José María Merino

José María Merino

Novela

Los invisibles

5 marzo, 2000 01:00

José María Merino

Espasa Calpe. Madrid, 2000. 297 páginas, 2.500 pesetas

Adrián se encuentra en una situación bien apurada: sale un día al campo, roza una misteriosa flor y se convierte en invisible. Lo que el joven siente y las reacciones de la gente cercana a él constituyen las anécdotas iniciales de Los invisibles. Luego vienen abundantes episodios urdidos por la buena inventiva de José María Merino para poblar la extraña peripecia del personaje que ocupa la primera parte del libro.

La segunda parte da un giro espectacular al relato. Quien habla ahora es el propio Merino en primera persona. Entre noticias de circunstancias suyas personales, inscritas en una realidad actualísima, inserta la llamada de Adrián: éste quiere contarle su insólita aventura y pedirle que la escriba e incluya en ella un mensaje en favor de los otros invisibles del mundo amenazados por un serio riesgo. Lo que ocurre con el tal mensaje se refiere en la breve parte final de la novela.

No es Adrián el primer invisible que aparece en la narrativa de Merino y, más allá de esa específica condición, el personaje y su historia suponen un volver a las fuentes originarias del escritor leonés. Aunque en su trayectoria haya recorrido varios caminos, en sus inicios hay una constante que asedia los enigmáticos límites de la realidad cotidiana. La frontera entre vida y sueño, o entre vigilia y ensoñación, el motivo del doble, la seducción por los mitos y leyendas, la personalidad insegura, la imbricación de lo real y lo literario... pasan de unas a otras de sus ficciones, tanto en las novelas (El caldero de oro o, sobre todo, La orilla oscura) como en los relatos breves (Cuentos del reino secreto). Todo ello resurge en Los invisibles con la fuerza y la emoción de sus mejores páginas.

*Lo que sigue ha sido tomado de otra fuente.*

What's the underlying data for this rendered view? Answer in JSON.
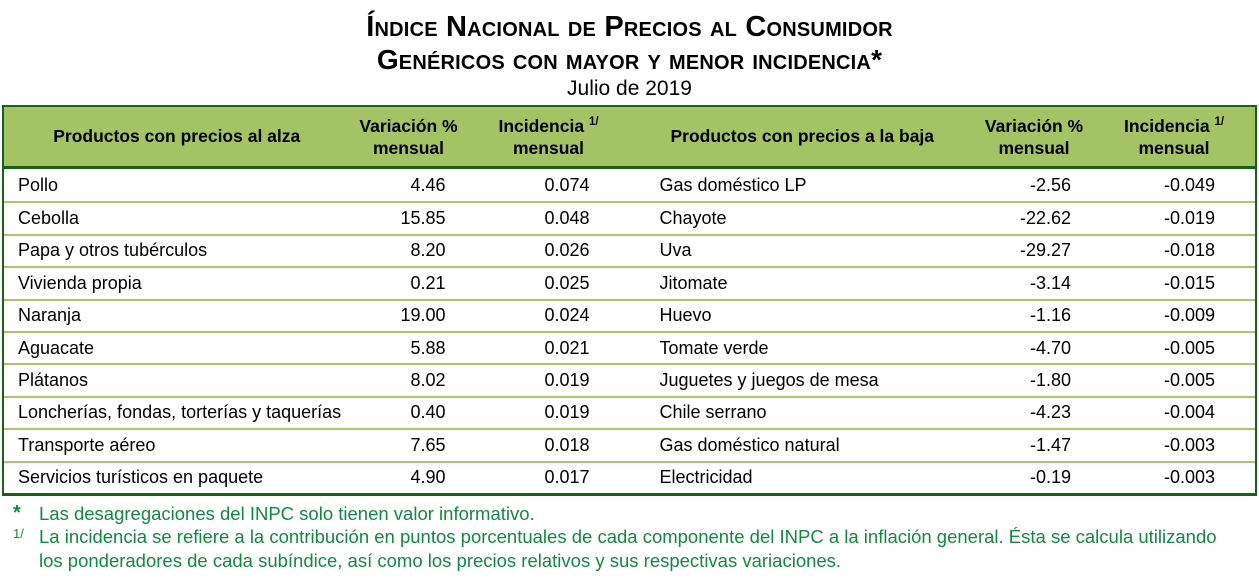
{
  "title": {
    "line1": "Índice Nacional de Precios al Consumidor",
    "line2": "Genéricos con mayor y menor incidencia*",
    "subtitle": "Julio de 2019"
  },
  "table": {
    "headers": {
      "alza_product": "Productos con precios al alza",
      "baja_product": "Productos con precios a la baja",
      "variacion_line1": "Variación %",
      "variacion_line2": "mensual",
      "incidencia_line1": "Incidencia",
      "incidencia_sup": "1/",
      "incidencia_line2": "mensual"
    },
    "rows": [
      {
        "alza": "Pollo",
        "alza_var": "4.46",
        "alza_inc": "0.074",
        "baja": "Gas doméstico LP",
        "baja_var": "-2.56",
        "baja_inc": "-0.049"
      },
      {
        "alza": "Cebolla",
        "alza_var": "15.85",
        "alza_inc": "0.048",
        "baja": "Chayote",
        "baja_var": "-22.62",
        "baja_inc": "-0.019"
      },
      {
        "alza": "Papa y otros tubérculos",
        "alza_var": "8.20",
        "alza_inc": "0.026",
        "baja": "Uva",
        "baja_var": "-29.27",
        "baja_inc": "-0.018"
      },
      {
        "alza": "Vivienda propia",
        "alza_var": "0.21",
        "alza_inc": "0.025",
        "baja": "Jitomate",
        "baja_var": "-3.14",
        "baja_inc": "-0.015"
      },
      {
        "alza": "Naranja",
        "alza_var": "19.00",
        "alza_inc": "0.024",
        "baja": "Huevo",
        "baja_var": "-1.16",
        "baja_inc": "-0.009"
      },
      {
        "alza": "Aguacate",
        "alza_var": "5.88",
        "alza_inc": "0.021",
        "baja": "Tomate verde",
        "baja_var": "-4.70",
        "baja_inc": "-0.005"
      },
      {
        "alza": "Plátanos",
        "alza_var": "8.02",
        "alza_inc": "0.019",
        "baja": "Juguetes y juegos de mesa",
        "baja_var": "-1.80",
        "baja_inc": "-0.005"
      },
      {
        "alza": "Loncherías, fondas, torterías y taquerías",
        "alza_var": "0.40",
        "alza_inc": "0.019",
        "baja": "Chile serrano",
        "baja_var": "-4.23",
        "baja_inc": "-0.004"
      },
      {
        "alza": "Transporte aéreo",
        "alza_var": "7.65",
        "alza_inc": "0.018",
        "baja": "Gas doméstico natural",
        "baja_var": "-1.47",
        "baja_inc": "-0.003"
      },
      {
        "alza": "Servicios turísticos en paquete",
        "alza_var": "4.90",
        "alza_inc": "0.017",
        "baja": "Electricidad",
        "baja_var": "-0.19",
        "baja_inc": "-0.003"
      }
    ]
  },
  "footnotes": [
    {
      "marker": "*",
      "text": "Las desagregaciones del INPC solo tienen valor informativo."
    },
    {
      "marker": "1/",
      "text": "La incidencia se refiere a la contribución en puntos porcentuales de cada componente del INPC a la inflación general. Ésta se calcula utilizando los ponderadores de cada subíndice, así como los precios relativos y sus respectivas variaciones."
    }
  ],
  "colors": {
    "header_bg": "#A4C364",
    "table_border": "#166316",
    "row_divider": "#AAC56F",
    "footnote_text": "#108A40",
    "body_text": "#000000"
  }
}
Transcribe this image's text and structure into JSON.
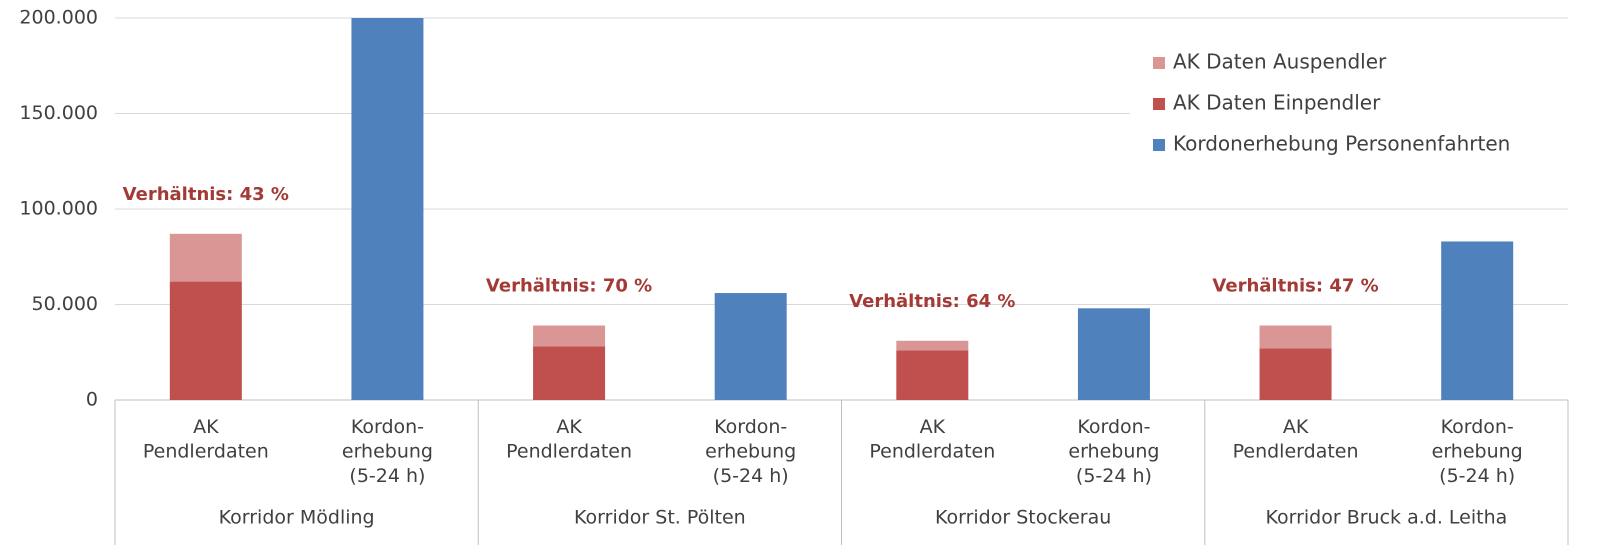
{
  "chart_data": {
    "type": "bar",
    "categories": [
      [
        "AK",
        "Pendlerdaten"
      ],
      [
        "Kordon-",
        "erhebung",
        "(5-24 h)"
      ],
      [
        "AK",
        "Pendlerdaten"
      ],
      [
        "Kordon-",
        "erhebung",
        "(5-24 h)"
      ],
      [
        "AK",
        "Pendlerdaten"
      ],
      [
        "Kordon-",
        "erhebung",
        "(5-24 h)"
      ],
      [
        "AK",
        "Pendlerdaten"
      ],
      [
        "Kordon-",
        "erhebung",
        "(5-24 h)"
      ]
    ],
    "groups": [
      "Korridor Mödling",
      "Korridor St. Pölten",
      "Korridor Stockerau",
      "Korridor Bruck a.d. Leitha"
    ],
    "series": [
      {
        "name": "AK Daten Auspendler",
        "color": "#d99694",
        "values": [
          25000,
          null,
          11000,
          null,
          5000,
          null,
          12000,
          null
        ]
      },
      {
        "name": "AK Daten Einpendler",
        "color": "#c0504d",
        "values": [
          62000,
          null,
          28000,
          null,
          26000,
          null,
          27000,
          null
        ]
      },
      {
        "name": "Kordonerhebung Personenfahrten",
        "color": "#4f81bd",
        "values": [
          null,
          200000,
          null,
          56000,
          null,
          48000,
          null,
          83000
        ]
      }
    ],
    "stack_order": [
      1,
      0
    ],
    "annotations": [
      "Verhältnis: 43 %",
      "Verhältnis: 70 %",
      "Verhältnis: 64 %",
      "Verhältnis: 47 %"
    ],
    "annotation_color": "#a33a36",
    "ylim": [
      0,
      200000
    ],
    "yticks": [
      0,
      {
        "value": 50000,
        "label": "50.000"
      },
      {
        "value": 100000,
        "label": "100.000"
      },
      {
        "value": 150000,
        "label": "150.000"
      },
      {
        "value": 200000,
        "label": "200.000"
      }
    ],
    "grid": true,
    "legend": "upper right"
  }
}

Lo mismo sucede con el gusto primitivo de José María Merino por la configuración metaliteraria de la ficción, ya presente en su primer libro, Novela de Andrés Choz, y frecuente en casi todos sus títulos restantes, a la manera de las muñecas rusas. En esa línea, Los invisibles es, en buena medida, una novela que explica la gestación y desarrollo de una novela.

En la segunda parte del relato, Merino explica que no lo escribe así por afición a hacer literatura dentro de la literatura y que no pretende realizar una nivola a la manera de Unamuno. Al creador de Niebla se le enfrentó Augusto Pérez para exigirle que rectificara la decisión de matarlo. Pero era, aclara Merino, un personaje literario, mientras que su Adrián es un ser real, y no un héroe imaginario, que le ha contado a él su historia, y con ella no hace novela ni nivola sino crónica. Se trata, pues, de una nueva vuelta de tuerca a las relaciones entre autor y ficción que en este caso tiene la virtud básica de la verosimilitud.

El juego de espejos practicado por José María Merino sirve para abordar el mundo desde la fertilidad de la imaginación. Los invisibles se acerca al relato fantástico, no elude la pura narración de aventuras y aprovecha para incorporar teoría literaria y narrativa. Pero ese agregado de materiales dispersos funciona a la perfección al encajarlos en una novela unitaria porque debajo de la historia externa -sea la de Adrián o la de su cronista- late un poso milenario de cuentos y mitos que hablan del eterno humano. Merino une el fondo legendario de remotas épocas con el tiempo presente por medio de la más eficaz soldadura literaria, la credibilidad.

Puestos el arte de fabulador y el oficio de contar al servicio de las cuestiones apuntadas, la novela se explaya en una indagación acerca de la existencia hurgando bajo la superficie tangible. Desconfía el autor de las comprobaciones empíricas y abre un portillo a lo esotérico. En el fondo, su postura tiene un alcance de reflexión metafísica. El método de su análisis parte de un antipositivismo que, en esencia, reniega del racionalismo de la cultura occidental (“hemos perdido la capacidad para imaginar el misterio”, leemos) y exige un poco de crédito para el pensamiento mágico. Y el resultado encierra una auténtica tesis: nuestra relación con el mundo que nos rodea es muy insegura, muy poco de fiar.

Este relativismo no se alcanza a través de fríos procedimientos analíticos, sino gracias a una fábula que acierta en su propósito confeso de “inscribir con naturalidad lo imposible en lo real”. José María Merino enseña a desconfiar de las apariencias y convierte la sospecha de que la realidad no acaba en lo que vemos y tocamos en una experiencia desasosegante.